Lors d’une réunion tenue le 7 novembre 2006, la Conférence nationale des premiers présidents de cour d’appel et la Cour de cassation ont souhaité initier un processus d’élaboration des bonnes pratiques judiciaires dans l’activité juridictionnelle des juges sur le thème de « l’expertise judiciaire civile ».

La méthode retenue est celle de la conférence de consensus, méthode standardisée de conduite scientifique d’un processus de réflexion collective pour débattre de questions controversées, posées par une autorité légitime, dite promoteur, et aboutir à des recommandations publiques.

Le 15 novembre 2007, le jury de la conférence de consensus a rendu un ensemble de recommandations qui peuvent être consultées dans ce document.

Je recommande fortement la lecture de ce document à tous mes lecteurs experts, avocats, magistrats, ainsi qu’à tout citoyen concerné (bon, j’aurais pu faire plus simple en disant qu’il faudrait que tous mes lecteurs lisent ce document…)

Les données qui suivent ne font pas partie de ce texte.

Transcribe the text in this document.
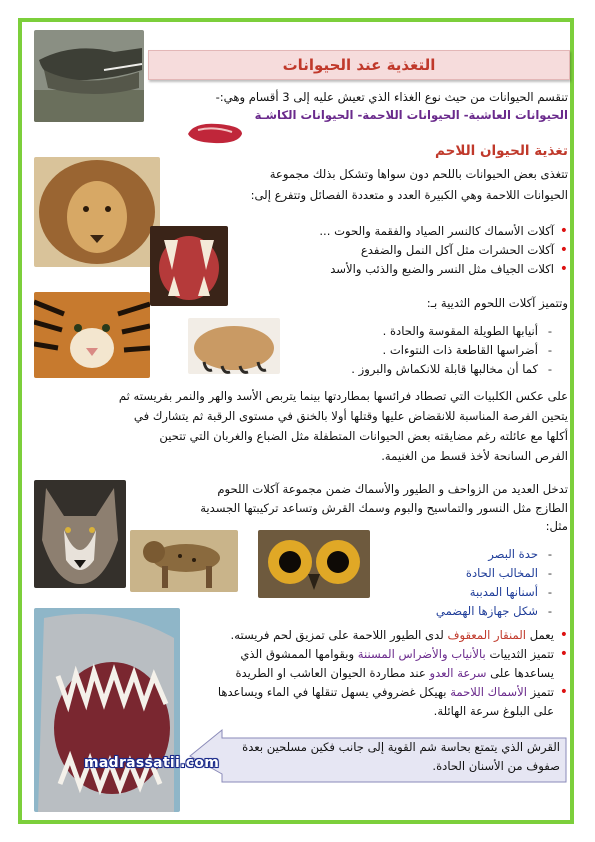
التغذية عند الحيوانات
تنقسم الحيوانات من حيث نوع الغذاء الذي تعيش عليه إلى 3 أقسام وهي:-
الحيوانات العاشبة- الحيوانات اللاحمة- الحيوانات الكاشـة
تغذية الحيوان اللاحم
تتغذى بعض الحيوانات باللحم دون سواها وتشكل بذلك مجموعة
الحيوانات اللاحمة وهي الكبيرة العدد و متعددة الفصائل وتتفرع إلى:
• آكلات الأسماك كالنسر الصياد والفقمة والحوت ...
• آكلات الحشرات مثل آكل النمل والضفدع
• اكلات الجياف مثل النسر والضبع والذئب والأسد
وتتميز آكلات اللحوم الثديية بـ:
- أنيابها الطويلة المقوسة والحادة .
- أضراسها القاطعة ذات النتوءات .
- كما أن مخالبها قابلة للانكماش والبروز .
على عكس الكلبيات التي تصطاد فرائسها بمطاردتها بينما يتربص الأسد والهر والنمر بفريسته ثم
يتحين الفرصة المناسبة للانقضاض عليها وقتلها أولا بالخنق في مستوى الرقبة ثم يتشارك في
أكلها مع عائلته رغم مضايقته بعض الحيوانات المتطفلة مثل الضباع والغربان التي تتحين
الفرص السانحة لأخذ قسط من الغنيمة.
تدخل العديد من الزواحف و الطيور والأسماك ضمن مجموعة آكلات اللحوم
الطازج مثل النسور والتماسيح والبوم وسمك القرش وتساعد تركيبتها الجسدية
مثل:
- حدة البصر
- المخالب الحادة
- أسنانها المدببة
- شكل جهازها الهضمي
• يعمل المنقار المعقوف لدى الطيور اللاحمة على تمزيق لحم فريسته.
• تتميز الثدييات بالأنياب والأضراس المسننة وبقوامها الممشوق الذي
يساعدها على سرعة العدو عند مطاردة الحيوان العاشب او الطريدة
• تتميز الأسماك اللاحمة بهيكل غضروفي يسهل تنقلها في الماء ويساعدها
على البلوغ سرعة الهائلة.
القرش الذي يتمتع بحاسة شم القوية إلى جانب فكين مسلحين بعدة
صفوف من الأسنان الحادة.
madrassatii.com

Son contenu mériterait des dizaines de billets, ce qui me semble au dessus de mes forces, mais j’ai retiré ci-après un extrait qui m’a interpelé:

L’évolution de «l’expertise juridictionnelle» en Grande-Bretagne est très éclairante; elle comporte des dispositions destinées à limiter les mesures d’expertise à ce qui est suffisant pour la solution, en retenant ce qui est le plus simple et le moins onéreux. La partie souhaitant appuyer sa démonstration sur une expertise devra y être autorisée, en définissant son domaine et en identifiant le technicien approprié quand c’est possible. Ce technicien n’est soumis à aucune sélection de l’autorité judiciaire; il ne devra sa capacité à retenir l’attention des parties requérantes qu’à sa compétence et à sa réputation.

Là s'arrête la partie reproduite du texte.